ウオッカの体調が驚くほどに回復したと前述したが、まだ回復途上であったこともまた事実である。回復途上で安田記念を勝ったということは、この後、更に体調が上向くことが予測されるので、ぜひとも宝塚記念に出走してほしい。昨年の宝塚記念には出走するべきではなかったが、今回は出走しても良いのではないかと個人的には思う。
岩田康誠騎手の勝ちに行った騎乗も見事であった。敏感な牝馬にテン乗りだったにもかかわらず、腹を括ってスタートから出して行った勇気には、いつものことながら頭が下がる。もし先行してバテてしまえば非難に晒されるのを承知の上で、それでも攻めた思い切りの良さは、馬を抑える技術とバテても最後まで持たせることが出来るという自信に裏付けられているのだろう。
今回の岩田康誠騎手の騎乗を見て、他の騎手はどう思っただろうか?ヴィクトリアマイルの時に同じ先行策を取っていたらバテしまっていたかもしれないし、今回の安田記念で抑えて後ろから差しても届いていたかもしれない。馬の体調や出走メンバー等が異なる中での比較はナンセンスだが、今回のような乗り方でウオッカを勝たせたという事実は大きい。そろそろ、多くのジョッキーが自身の騎乗スタイルを見直す時期が来ているのではないだろうか。
アルマダは香港勢では唯一、馬体重が増えていたように、日本の環境にも慣れ、持てる能力を十分に発揮していた。今回はウオッカの瞬発力について行けなかったが、最後まで渋太く伸びていた。内が伸びる馬場で不利になりがちな外枠から、思い切って先行したホワイト騎手の好判断も光った。さすが香港ナンバーワンジョッキーである。短期免許を取得して日本で騎乗するプランもあるようなので、ぜひとも期待したい。
エイシンドーバーは、福永祐一騎手が内枠を利して、最大限の成果を引き出した。決してスパッと切れるタイプではないが、いい脚を長く使っている。

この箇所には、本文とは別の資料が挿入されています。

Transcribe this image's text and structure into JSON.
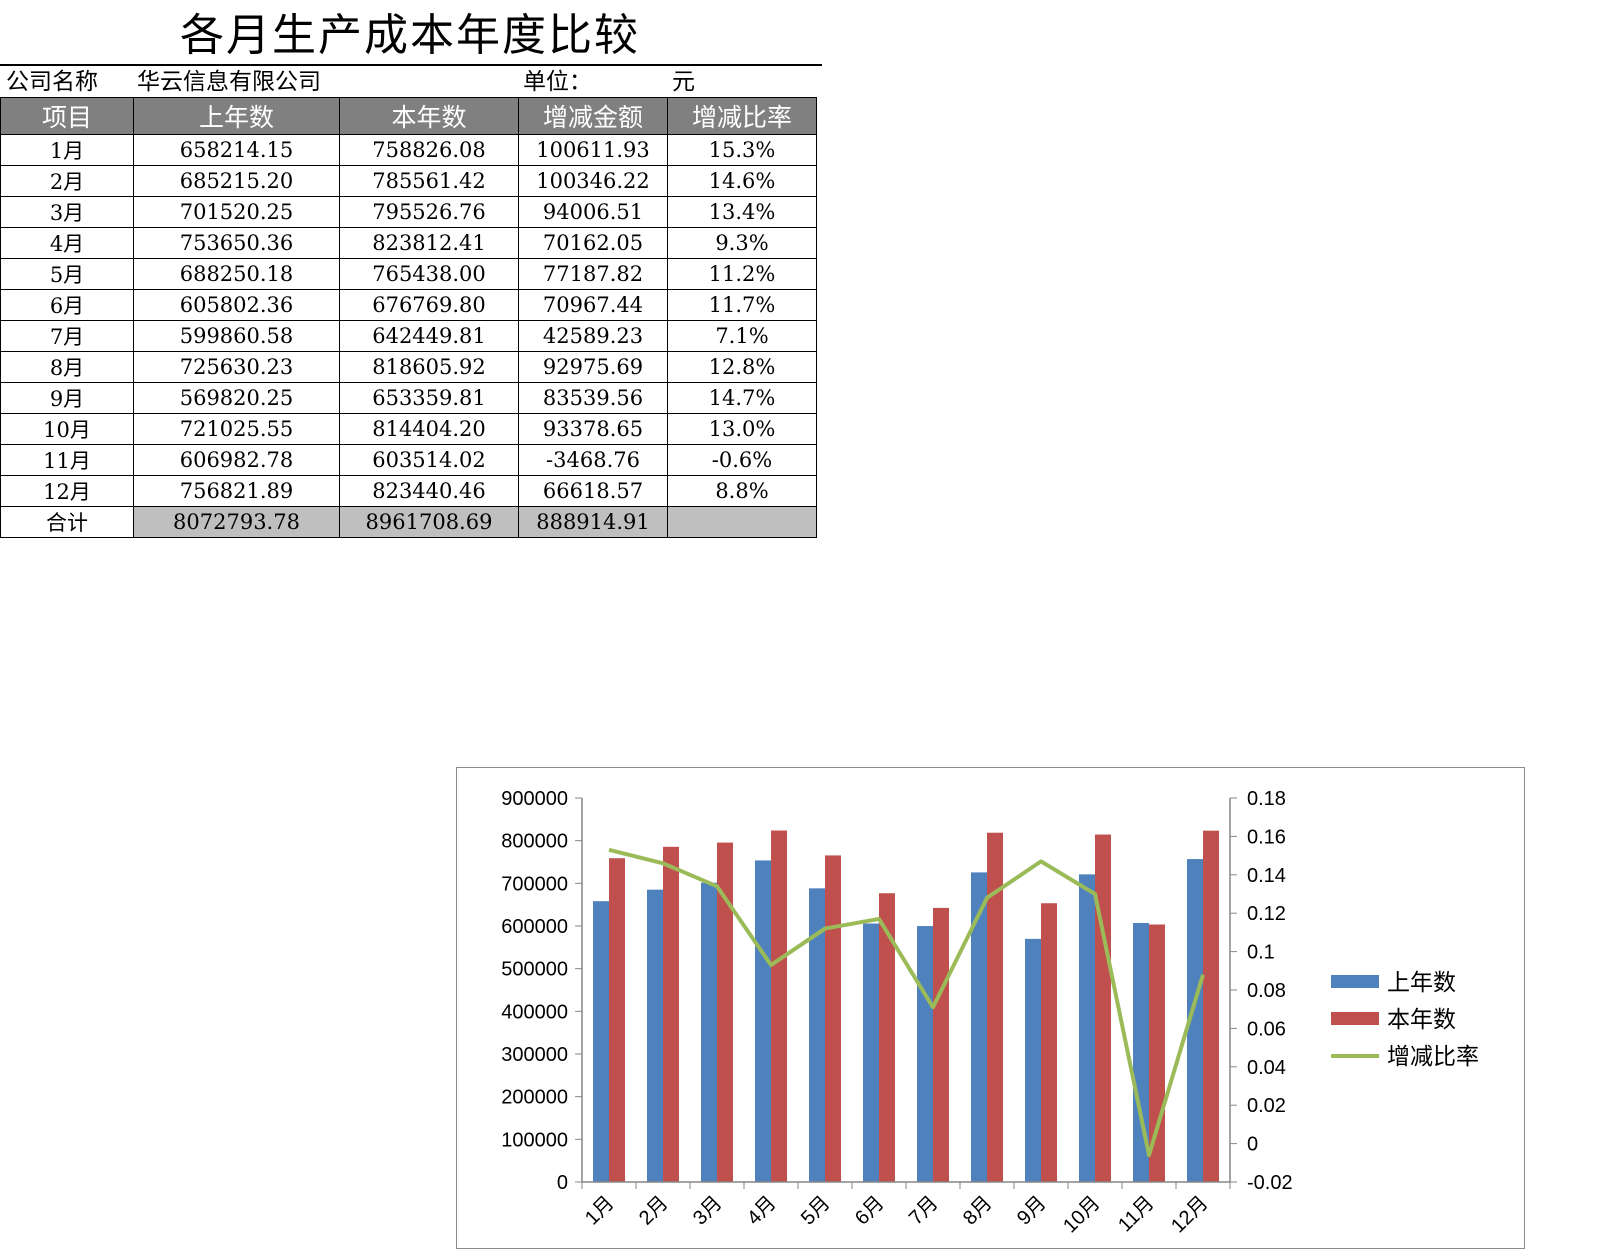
{
  "title": "各月生产成本年度比较",
  "company_label": "公司名称",
  "company_name": "华云信息有限公司",
  "unit_label": "单位：",
  "unit_value": "元",
  "table": {
    "headers": [
      "项目",
      "上年数",
      "本年数",
      "增减金额",
      "增减比率"
    ],
    "rows": [
      [
        "1月",
        "658214.15",
        "758826.08",
        "100611.93",
        "15.3%"
      ],
      [
        "2月",
        "685215.20",
        "785561.42",
        "100346.22",
        "14.6%"
      ],
      [
        "3月",
        "701520.25",
        "795526.76",
        "94006.51",
        "13.4%"
      ],
      [
        "4月",
        "753650.36",
        "823812.41",
        "70162.05",
        "9.3%"
      ],
      [
        "5月",
        "688250.18",
        "765438.00",
        "77187.82",
        "11.2%"
      ],
      [
        "6月",
        "605802.36",
        "676769.80",
        "70967.44",
        "11.7%"
      ],
      [
        "7月",
        "599860.58",
        "642449.81",
        "42589.23",
        "7.1%"
      ],
      [
        "8月",
        "725630.23",
        "818605.92",
        "92975.69",
        "12.8%"
      ],
      [
        "9月",
        "569820.25",
        "653359.81",
        "83539.56",
        "14.7%"
      ],
      [
        "10月",
        "721025.55",
        "814404.20",
        "93378.65",
        "13.0%"
      ],
      [
        "11月",
        "606982.78",
        "603514.02",
        "-3468.76",
        "-0.6%"
      ],
      [
        "12月",
        "756821.89",
        "823440.46",
        "66618.57",
        "8.8%"
      ]
    ],
    "total": [
      "合计",
      "8072793.78",
      "8961708.69",
      "888914.91",
      ""
    ]
  },
  "chart_data": {
    "type": "bar",
    "categories": [
      "1月",
      "2月",
      "3月",
      "4月",
      "5月",
      "6月",
      "7月",
      "8月",
      "9月",
      "10月",
      "11月",
      "12月"
    ],
    "series": [
      {
        "name": "上年数",
        "type": "bar",
        "axis": "left",
        "color": "#4f81bd",
        "values": [
          658214.15,
          685215.2,
          701520.25,
          753650.36,
          688250.18,
          605802.36,
          599860.58,
          725630.23,
          569820.25,
          721025.55,
          606982.78,
          756821.89
        ]
      },
      {
        "name": "本年数",
        "type": "bar",
        "axis": "left",
        "color": "#c0504d",
        "values": [
          758826.08,
          785561.42,
          795526.76,
          823812.41,
          765438.0,
          676769.8,
          642449.81,
          818605.92,
          653359.81,
          814404.2,
          603514.02,
          823440.46
        ]
      },
      {
        "name": "增减比率",
        "type": "line",
        "axis": "right",
        "color": "#9bbb59",
        "values": [
          0.153,
          0.146,
          0.134,
          0.093,
          0.112,
          0.117,
          0.071,
          0.128,
          0.147,
          0.13,
          -0.006,
          0.088
        ]
      }
    ],
    "ylim": [
      0,
      900000
    ],
    "y_ticks": [
      "0",
      "100000",
      "200000",
      "300000",
      "400000",
      "500000",
      "600000",
      "700000",
      "800000",
      "900000"
    ],
    "y2lim": [
      -0.02,
      0.18
    ],
    "y2_ticks": [
      "-0.02",
      "0",
      "0.02",
      "0.04",
      "0.06",
      "0.08",
      "0.1",
      "0.12",
      "0.14",
      "0.16",
      "0.18"
    ],
    "grid": false,
    "legend": "right"
  }
}
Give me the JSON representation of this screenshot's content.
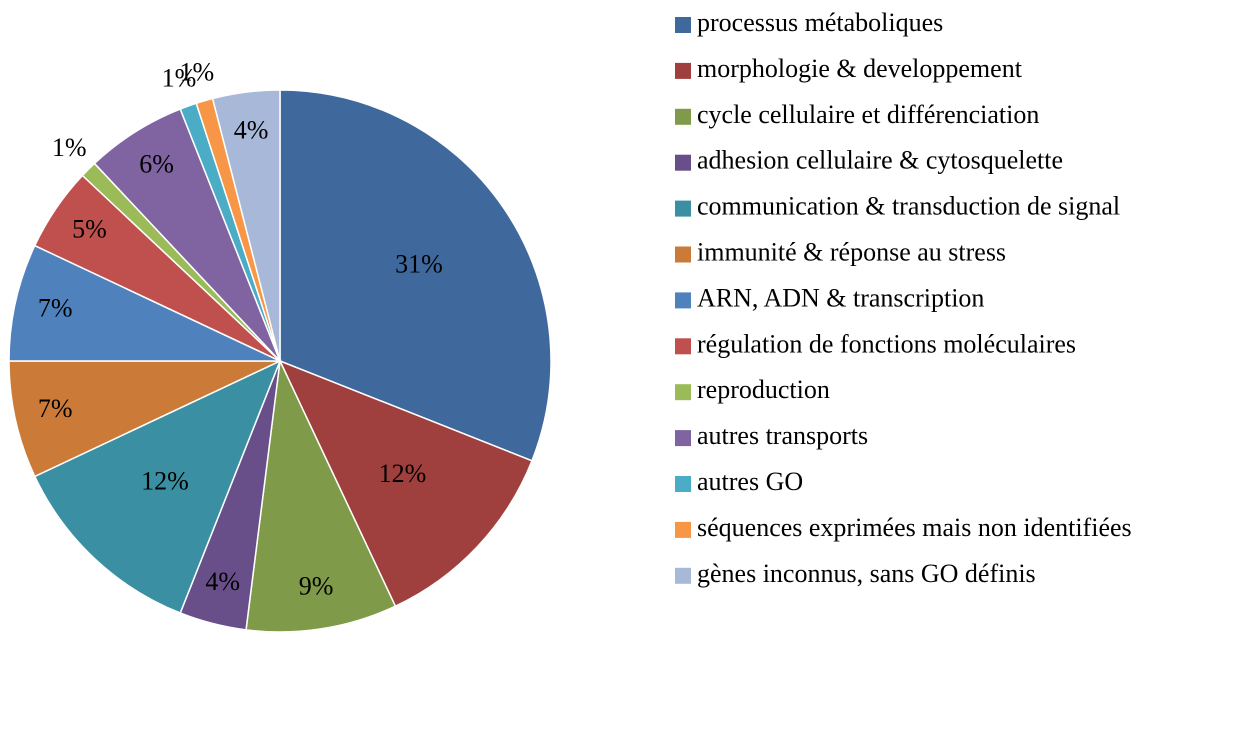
{
  "chart_data": {
    "type": "pie",
    "categories": [
      "processus métaboliques",
      "morphologie & developpement",
      "cycle cellulaire et différenciation",
      "adhesion cellulaire & cytosquelette",
      "communication & transduction de signal",
      "immunité & réponse au stress",
      "ARN, ADN & transcription",
      "régulation de fonctions moléculaires",
      "reproduction",
      "autres transports",
      "autres GO",
      "séquences exprimées mais non identifiées",
      "gènes inconnus, sans GO définis"
    ],
    "values": [
      31,
      12,
      9,
      4,
      12,
      7,
      7,
      5,
      1,
      6,
      1,
      1,
      4
    ],
    "value_labels": [
      "31%",
      "12%",
      "9%",
      "4%",
      "12%",
      "7%",
      "7%",
      "5%",
      "1%",
      "6%",
      "1%",
      "1%",
      "4%"
    ],
    "colors": [
      "#3f689d",
      "#a0403e",
      "#7f9a48",
      "#694f8a",
      "#3a8fa3",
      "#cc7a38",
      "#4f81bd",
      "#c0504d",
      "#9bbb59",
      "#8064a2",
      "#4bacc6",
      "#f79646",
      "#a8b8d8"
    ],
    "legend": "right"
  }
}
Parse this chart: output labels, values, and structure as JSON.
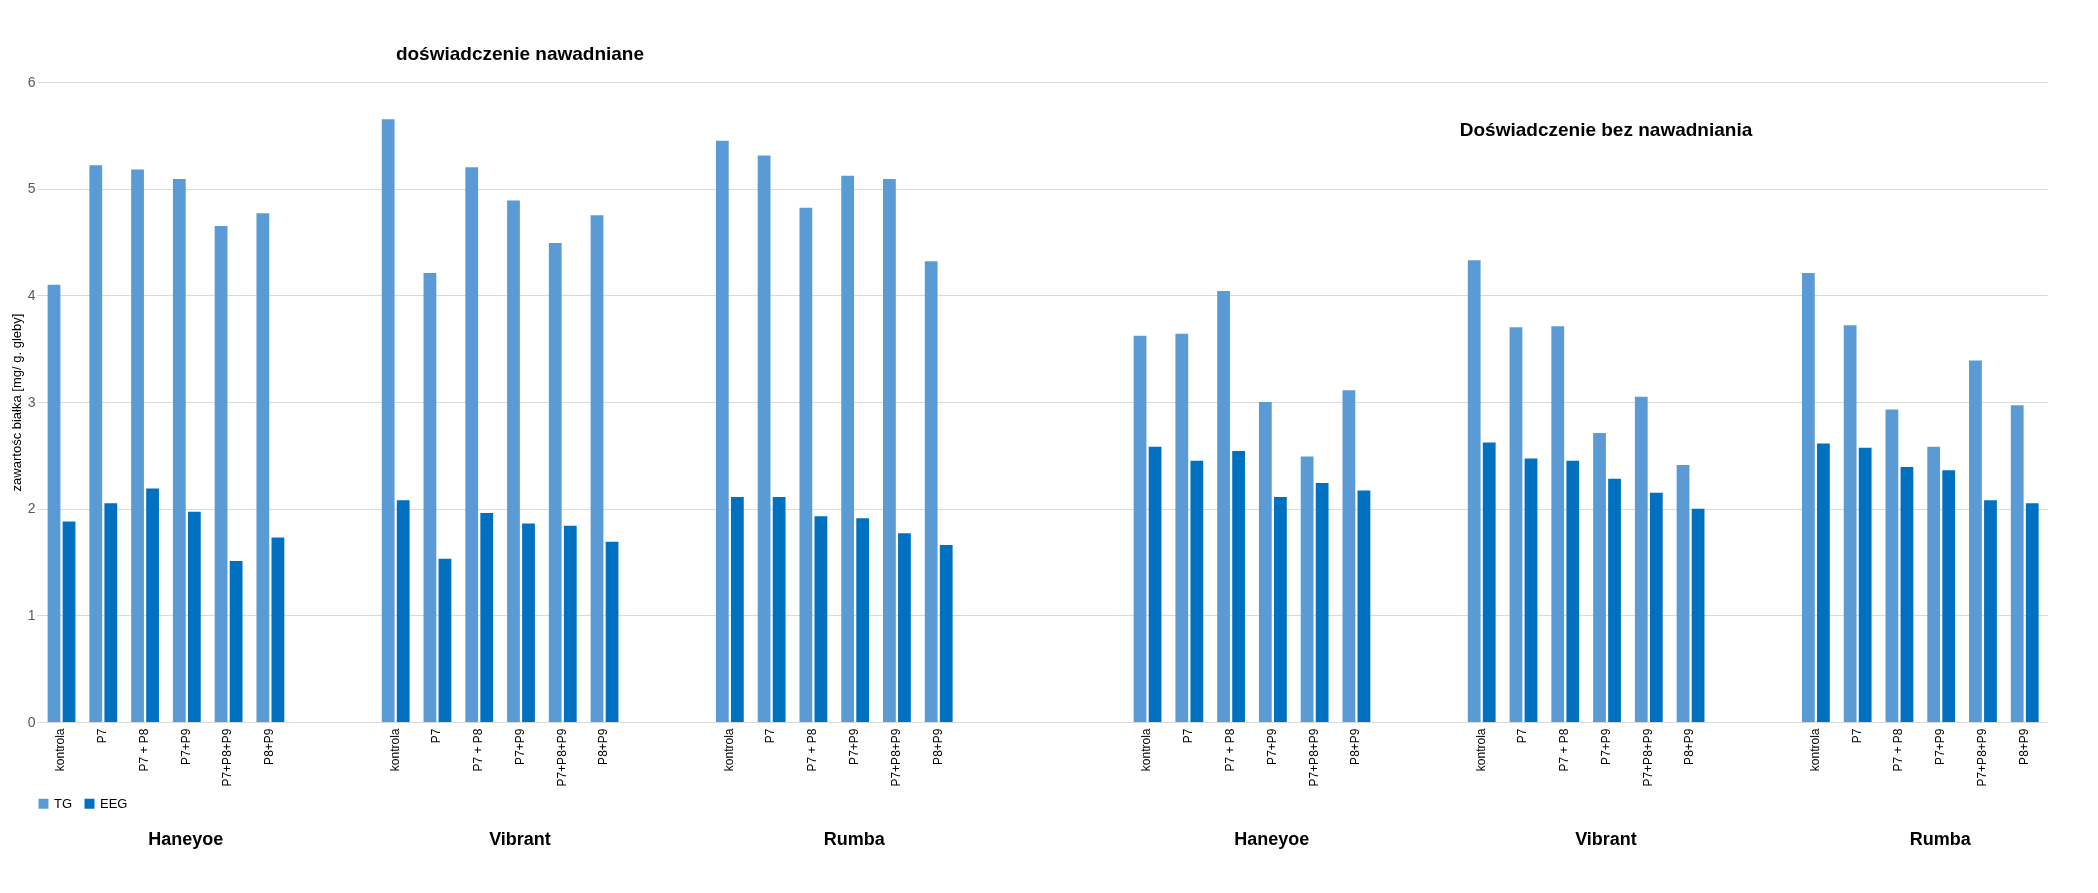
{
  "chart_data": {
    "type": "bar",
    "ylabel": "zawartośc białka [mg/ g. gleby]",
    "categories": [
      "kontrola",
      "P7",
      "P7 + P8",
      "P7+P9",
      "P7+P8+P9",
      "P8+P9",
      null,
      null,
      "kontrola",
      "P7",
      "P7 + P8",
      "P7+P9",
      "P7+P8+P9",
      "P8+P9",
      null,
      null,
      "kontrola",
      "P7",
      "P7 + P8",
      "P7+P9",
      "P7+P8+P9",
      "P8+P9",
      null,
      null,
      null,
      null,
      "kontrola",
      "P7",
      "P7 + P8",
      "P7+P9",
      "P7+P8+P9",
      "P8+P9",
      null,
      null,
      "kontrola",
      "P7",
      "P7 + P8",
      "P7+P9",
      "P7+P8+P9",
      "P8+P9",
      null,
      null,
      "kontrola",
      "P7",
      "P7 + P8",
      "P7+P9",
      "P7+P8+P9",
      "P8+P9"
    ],
    "series": [
      {
        "name": "TG",
        "color": "#5b9bd5",
        "values": [
          4.1,
          5.22,
          5.18,
          5.09,
          4.65,
          4.77,
          null,
          null,
          5.65,
          4.21,
          5.2,
          4.89,
          4.49,
          4.75,
          null,
          null,
          5.45,
          5.31,
          4.82,
          5.12,
          5.09,
          4.32,
          null,
          null,
          null,
          null,
          3.62,
          3.64,
          4.04,
          3.0,
          2.49,
          3.11,
          null,
          null,
          4.33,
          3.7,
          3.71,
          2.71,
          3.05,
          2.41,
          null,
          null,
          4.21,
          3.72,
          2.93,
          2.58,
          3.39,
          2.97
        ]
      },
      {
        "name": "EEG",
        "color": "#0070c0",
        "values": [
          1.88,
          2.05,
          2.19,
          1.97,
          1.51,
          1.73,
          null,
          null,
          2.08,
          1.53,
          1.96,
          1.86,
          1.84,
          1.69,
          null,
          null,
          2.11,
          2.11,
          1.93,
          1.91,
          1.77,
          1.66,
          null,
          null,
          null,
          null,
          2.58,
          2.45,
          2.54,
          2.11,
          2.24,
          2.17,
          null,
          null,
          2.62,
          2.47,
          2.45,
          2.28,
          2.15,
          2.0,
          null,
          null,
          2.61,
          2.57,
          2.39,
          2.36,
          2.08,
          2.05
        ]
      }
    ],
    "ylim": [
      0,
      6
    ],
    "yticks": [
      0,
      1,
      2,
      3,
      4,
      5,
      6
    ],
    "grid": "y",
    "legend": "bottom",
    "annotations": [
      "doświadczenie nawadniane",
      "Doświadczenie bez nawadniania",
      "Haneyoe",
      "Vibrant",
      "Rumba",
      "Haneyoe",
      "Vibrant",
      "Rumba"
    ]
  }
}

もちろん馬自身が力をつけていることもあるが、今回に限っては、好枠とジョッキーの冷静な騎乗が功を奏した。
1番人気に推されたスーパーホーネットは、ここ最近のレースでは珍しく、直線で伸びを欠いた。馬体重の推移からも分かるように、前走がピークの体調であった。上積みがないばかりではなく、体調が下降線を辿っていては、G1メンバーの中ではさすがに苦しい。
グッドババは、当日の馬体重マイナス15kgが表すように、明らかに馬体が萎んでいた。昨年の安田記念時と同じ体重であり、香港ではコンスタントに500kg台で走っているところを見ると、単純に輸送を苦にするタイプなのだろう。パドックや返し馬レース前にすでに勝負は終わっていた。また、5連勝を達成した前走のチャンピオンズマイルが、ピークの出来であった。